Après un premier film fort remarqué, Circuit Carole (1994 avec Bulle Ogier et Laurence Côte), quelques téléfilms honorables, des scénarios pour Jacques Rivette et Pascal Bonitzer, Emmanuelle Cuau sort enfin son deuxième film. Avec Très bien, merci, elle apporte aux comédiens des rôles sur mesure (Gilbert Melki, Sandrine Kiberlain pour ne citer qu’eux) et s’offre un « film-citoyen », comme elle aime à le souligner. Une comédie dramatique juste qui sort quelques jours après le premier tour des élections présidentielles. Un pied de nez à certains candidats…
Il n’est nullement question de politique dans Très bien, merci mais des conséquences de lois, décrets (l’interdiction de fumer par exemple), positions prises par quelques ministres sur le quotidien d’individus ordinaires. Alex, comptable, est marié à Béatrice, chauffeur de taxi. Leur monde pourrait de fait continuer à rouler, à compter mais un soir, Alex assiste à un contrôle d’identité. Au lieu de circuler, il reste. Conséquences : outrage à agent et danger sur la voie publique. Il passe une nuit en cellule et au matin, souhaite comprendre et faire valoir ses droits. Pas de commissaire dans ce commissariat lui répond-t-on, Alex s’entête et finit sa journée en hôpital psychiatrique. À la question « pourquoi ? », ni agent de l’ordre, ni interne, ni médecin, ni patron, ni psychologue ne lui délivrent de réponse. Alex s’insurge contre toutes ces décisions arbitraires (de la mise en cellule à l’internement, du licenciement à l’entretien d’embauche), et finit par outrepasser ses droits.
La méfiance au quotidien, dans la rue, au travail, dans le métro, n’a jamais été aussi mieux filmée et mise en scène que dans cet ironique Très bien, merci.
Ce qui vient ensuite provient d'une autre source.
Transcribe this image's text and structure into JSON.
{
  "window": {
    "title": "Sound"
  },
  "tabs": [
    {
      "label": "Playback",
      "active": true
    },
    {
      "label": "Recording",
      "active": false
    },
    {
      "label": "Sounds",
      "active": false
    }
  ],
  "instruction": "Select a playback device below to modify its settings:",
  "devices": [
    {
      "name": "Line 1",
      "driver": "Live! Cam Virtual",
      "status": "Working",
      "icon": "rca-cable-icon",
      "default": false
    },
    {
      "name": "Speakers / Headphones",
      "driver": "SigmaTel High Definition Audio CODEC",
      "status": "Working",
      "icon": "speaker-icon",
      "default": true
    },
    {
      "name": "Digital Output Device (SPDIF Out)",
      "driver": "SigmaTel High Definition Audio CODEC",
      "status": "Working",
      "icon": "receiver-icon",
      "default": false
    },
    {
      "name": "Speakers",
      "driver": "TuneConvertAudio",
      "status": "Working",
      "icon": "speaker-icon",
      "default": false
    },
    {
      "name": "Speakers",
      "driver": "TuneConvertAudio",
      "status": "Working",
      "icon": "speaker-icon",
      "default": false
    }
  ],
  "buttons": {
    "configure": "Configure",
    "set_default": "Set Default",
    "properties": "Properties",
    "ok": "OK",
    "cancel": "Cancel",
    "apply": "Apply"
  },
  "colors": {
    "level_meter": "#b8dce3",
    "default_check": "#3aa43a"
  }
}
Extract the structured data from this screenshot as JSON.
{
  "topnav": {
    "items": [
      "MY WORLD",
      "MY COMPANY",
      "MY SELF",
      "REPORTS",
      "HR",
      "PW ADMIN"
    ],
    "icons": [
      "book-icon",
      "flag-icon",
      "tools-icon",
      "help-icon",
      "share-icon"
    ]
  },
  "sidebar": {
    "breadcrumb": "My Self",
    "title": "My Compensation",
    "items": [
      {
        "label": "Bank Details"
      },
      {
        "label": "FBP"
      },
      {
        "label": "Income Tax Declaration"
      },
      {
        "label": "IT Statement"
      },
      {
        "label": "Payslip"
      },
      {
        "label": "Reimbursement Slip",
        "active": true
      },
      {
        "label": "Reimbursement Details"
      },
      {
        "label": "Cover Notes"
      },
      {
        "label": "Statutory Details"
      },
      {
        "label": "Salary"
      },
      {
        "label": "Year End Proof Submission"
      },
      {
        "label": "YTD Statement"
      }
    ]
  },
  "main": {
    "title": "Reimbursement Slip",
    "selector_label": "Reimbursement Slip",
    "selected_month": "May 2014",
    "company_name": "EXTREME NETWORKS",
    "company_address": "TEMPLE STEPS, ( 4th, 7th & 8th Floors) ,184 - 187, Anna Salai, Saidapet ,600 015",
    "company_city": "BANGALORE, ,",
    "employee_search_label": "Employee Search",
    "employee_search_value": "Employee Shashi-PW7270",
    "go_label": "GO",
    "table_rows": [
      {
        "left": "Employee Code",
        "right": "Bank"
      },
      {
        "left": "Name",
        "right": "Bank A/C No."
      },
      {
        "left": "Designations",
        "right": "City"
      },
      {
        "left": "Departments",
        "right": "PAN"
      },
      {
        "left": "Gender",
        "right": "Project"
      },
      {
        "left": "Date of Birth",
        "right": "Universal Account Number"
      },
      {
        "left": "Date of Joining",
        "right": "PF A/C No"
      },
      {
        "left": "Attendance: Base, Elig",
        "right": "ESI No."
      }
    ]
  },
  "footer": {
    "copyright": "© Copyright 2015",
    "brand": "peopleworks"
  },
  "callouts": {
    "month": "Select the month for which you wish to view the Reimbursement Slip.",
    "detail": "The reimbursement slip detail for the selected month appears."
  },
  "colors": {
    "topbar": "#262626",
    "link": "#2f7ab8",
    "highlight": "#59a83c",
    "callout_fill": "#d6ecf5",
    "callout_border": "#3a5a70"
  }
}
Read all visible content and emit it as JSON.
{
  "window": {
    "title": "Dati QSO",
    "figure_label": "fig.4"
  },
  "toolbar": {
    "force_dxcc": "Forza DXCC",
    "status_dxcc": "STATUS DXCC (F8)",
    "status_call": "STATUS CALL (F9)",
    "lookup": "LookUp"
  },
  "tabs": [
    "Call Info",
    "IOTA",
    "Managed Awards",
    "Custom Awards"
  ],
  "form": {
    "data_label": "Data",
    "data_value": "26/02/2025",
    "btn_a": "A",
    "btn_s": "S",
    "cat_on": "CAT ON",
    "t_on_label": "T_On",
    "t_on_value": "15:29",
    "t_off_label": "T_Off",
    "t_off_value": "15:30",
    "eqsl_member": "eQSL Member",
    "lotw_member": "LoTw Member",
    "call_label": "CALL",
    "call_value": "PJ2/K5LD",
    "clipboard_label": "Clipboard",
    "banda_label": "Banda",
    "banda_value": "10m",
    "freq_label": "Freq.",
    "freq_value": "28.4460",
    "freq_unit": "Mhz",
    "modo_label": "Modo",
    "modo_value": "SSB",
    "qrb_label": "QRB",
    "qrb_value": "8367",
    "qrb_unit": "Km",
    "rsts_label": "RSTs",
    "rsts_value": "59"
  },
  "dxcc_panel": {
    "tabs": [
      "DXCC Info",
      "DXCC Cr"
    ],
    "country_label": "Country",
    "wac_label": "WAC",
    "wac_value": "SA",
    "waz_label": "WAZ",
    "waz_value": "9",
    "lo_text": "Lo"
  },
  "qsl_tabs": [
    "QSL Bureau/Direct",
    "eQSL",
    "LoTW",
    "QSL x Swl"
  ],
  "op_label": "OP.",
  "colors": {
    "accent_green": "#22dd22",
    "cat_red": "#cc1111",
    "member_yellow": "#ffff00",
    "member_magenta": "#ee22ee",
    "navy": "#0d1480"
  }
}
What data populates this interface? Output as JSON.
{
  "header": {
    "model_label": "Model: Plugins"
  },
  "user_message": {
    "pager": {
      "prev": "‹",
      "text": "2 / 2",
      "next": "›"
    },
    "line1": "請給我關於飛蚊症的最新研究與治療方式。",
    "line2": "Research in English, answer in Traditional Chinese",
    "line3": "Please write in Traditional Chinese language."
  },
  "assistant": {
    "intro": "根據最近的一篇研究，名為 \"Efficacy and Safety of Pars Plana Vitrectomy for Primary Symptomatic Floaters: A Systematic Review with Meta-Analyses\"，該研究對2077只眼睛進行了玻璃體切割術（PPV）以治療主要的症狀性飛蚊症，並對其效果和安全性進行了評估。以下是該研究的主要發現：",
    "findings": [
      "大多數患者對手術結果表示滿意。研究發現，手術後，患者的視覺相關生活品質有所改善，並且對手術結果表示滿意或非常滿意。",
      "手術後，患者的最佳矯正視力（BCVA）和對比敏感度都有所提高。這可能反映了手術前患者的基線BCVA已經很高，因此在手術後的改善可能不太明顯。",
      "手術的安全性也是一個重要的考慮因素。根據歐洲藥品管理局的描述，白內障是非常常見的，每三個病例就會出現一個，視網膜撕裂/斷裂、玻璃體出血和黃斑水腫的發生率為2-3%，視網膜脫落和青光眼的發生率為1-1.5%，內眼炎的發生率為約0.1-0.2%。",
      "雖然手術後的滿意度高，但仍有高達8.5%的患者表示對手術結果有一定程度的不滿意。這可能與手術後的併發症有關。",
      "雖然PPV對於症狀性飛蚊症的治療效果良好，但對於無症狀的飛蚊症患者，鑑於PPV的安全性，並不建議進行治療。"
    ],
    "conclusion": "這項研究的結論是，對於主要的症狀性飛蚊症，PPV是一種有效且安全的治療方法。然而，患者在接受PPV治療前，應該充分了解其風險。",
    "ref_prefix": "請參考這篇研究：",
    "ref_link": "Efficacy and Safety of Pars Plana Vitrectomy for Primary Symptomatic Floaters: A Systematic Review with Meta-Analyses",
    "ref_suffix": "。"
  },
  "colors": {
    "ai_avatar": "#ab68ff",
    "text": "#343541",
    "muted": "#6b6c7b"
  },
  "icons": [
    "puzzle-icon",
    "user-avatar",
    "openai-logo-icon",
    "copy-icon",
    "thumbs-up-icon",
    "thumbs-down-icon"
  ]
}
Tout le monde est coupable, même les innocents. La présence obsédante de la police, agents ou caméras de surveillance, insuffle la crainte, voire la paranoïa : le seul havre de paix reste paradoxalement le lieu où la folie est libre, l’hôpital psychiatrique. La réalisatrice a donc pris le parti de filmer au plus près des comédiens, laissant peu d’espace autour d’eux et jouant plus fortement sur un hors-champ qui est ainsi « fliqué » et médicalisé. Emmanuelle Cuau, en cadrant de cette sorte Gilbert Melki ou Sandrine Kiberlain, donne aussi l’impression qu’ils sont surveillés en permanence : la moindre infraction est de suite repérée, repérable.
Mais c’est également avec humour, grâce à des dialogues pertinents, nullement caricaturaux, que le film gagne en profondeur. De l’incompréhension à la révolte, les personnages sont assurés d’être soumis en permanence à une société férue d’ordre et plus encline à enfermer qu’à éduquer, comprendre, saisir. Quelques scènes sont particulièrement réussies (lorsqu’Alex comprend qu’il a été interné de force, lorsqu’il passe un entretien d’embauche) et des premiers aux seconds rôles, les acteurs jouent des individus coincés dans leur métier et leur rôle avec justesse. Très bien, merci d’Emmanuelle Cuau s’attaque ainsi avec humour à une banalité quotidienne qui devrait, justement, ne pas l’être.